The transfer of the National Security Agency's (NSA) patented Wireless Intrusion Detection System (WIDS) to Integrata Security stands as an excellent example of how disparate parts and value propositions can converge to not only move intellectual property from the lab to market, but also launch a company and commercialize technology from the best possible position.
The NSA WIDS technology is the world's most advanced cybersecurity solution for wireless local area networks (LANs). Unlike traditional WIDS, which channel-hop, leaving networks periodically exposed to undetected attack, NSA's technology continuously monitors all Wi-Fi channels. Its anomaly detection and alerting capabilities also exceed competing solutions, ensuring that security breaches are reported and can be acted on immediately to prevent or minimize harm.
This unparalleled level of wireless network protection is critical given the increasing numbers of sophisticated cyberattacks, particularly for the nation's defense as well as for financial, energy, health care and other high-risk industries. Many industry sectors have avoided any use of wireless networks due to risk exposure.
Patented in 2011, NSA's WIDS was invented by Kristen Matlock, a computer systems researcher in Secure Wireless Research, in response to a Department of Defense directive. It was transferred to Integrata in September 2013, just months after Integrata CEO Mike Geppi and his management team approached the NSA Technology Transfer Program (TTP) in search of federal cybersecurity intellectual property to commercialize.

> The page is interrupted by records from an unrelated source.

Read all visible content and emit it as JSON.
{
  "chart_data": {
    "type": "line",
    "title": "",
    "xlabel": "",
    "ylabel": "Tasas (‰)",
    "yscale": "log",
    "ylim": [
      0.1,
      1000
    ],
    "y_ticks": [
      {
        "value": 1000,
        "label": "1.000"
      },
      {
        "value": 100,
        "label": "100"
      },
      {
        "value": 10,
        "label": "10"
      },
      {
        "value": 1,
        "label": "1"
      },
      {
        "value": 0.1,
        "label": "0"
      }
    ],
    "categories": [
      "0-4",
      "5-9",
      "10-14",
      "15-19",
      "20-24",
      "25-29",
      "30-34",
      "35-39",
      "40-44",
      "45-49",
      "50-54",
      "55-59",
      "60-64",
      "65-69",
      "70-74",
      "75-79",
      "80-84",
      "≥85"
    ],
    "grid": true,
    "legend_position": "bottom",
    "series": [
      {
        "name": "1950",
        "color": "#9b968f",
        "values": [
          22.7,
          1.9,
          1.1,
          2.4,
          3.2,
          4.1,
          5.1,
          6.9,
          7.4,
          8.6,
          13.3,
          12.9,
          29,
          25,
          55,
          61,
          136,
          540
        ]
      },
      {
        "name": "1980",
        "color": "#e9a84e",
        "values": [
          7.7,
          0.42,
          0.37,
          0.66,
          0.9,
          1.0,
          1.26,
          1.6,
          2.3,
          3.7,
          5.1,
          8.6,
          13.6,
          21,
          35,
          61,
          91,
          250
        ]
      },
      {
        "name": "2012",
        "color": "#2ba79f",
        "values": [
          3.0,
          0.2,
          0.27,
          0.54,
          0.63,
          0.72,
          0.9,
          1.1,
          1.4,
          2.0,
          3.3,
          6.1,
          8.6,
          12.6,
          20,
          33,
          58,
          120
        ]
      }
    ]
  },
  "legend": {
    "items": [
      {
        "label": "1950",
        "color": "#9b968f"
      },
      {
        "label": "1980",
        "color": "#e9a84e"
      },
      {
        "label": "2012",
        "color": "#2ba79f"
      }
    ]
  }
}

Unlike traditional WIDS, which channel-hop, leaving networks periodically exposed to undetected attack, NSA's technology continuously monitors all Wi-Fi channels.
Integrata was an ideal commercialization partner. Determined to launch a cybersecurity product-based company, the founders had the tenacity and expertise needed to succeed. A former banker, Geppi knew firsthand the strong resistance to use of wireless LANs in the financial market, while other team members had deep experience in systems architecture and large-scale project management. With the assistance of Linda Burger, then a TTP agent and now director of the NSA TTP, Integrata has leveraged its strengths to tap the numerous entrepreneurial resources within Maryland's Innovation Ecosystem. For example, Integrata participated in two area business incubators and connected with the Maryland Technology Corp. (TEDCO), ultimately receiving $100,000 of seed funding from the organization.
Just a year after signing an exclusive Patent License Agreement (PLA) with NSA, Integrata has secured $1.5 million in commercial preorders, fully establishing itself as a market leader in wireless network security. The company has also created 10 new jobs, with the expectation of adding additional high-paying positions before year-end, and strengthened state and regional economies through partnerships with area manufacturing companies.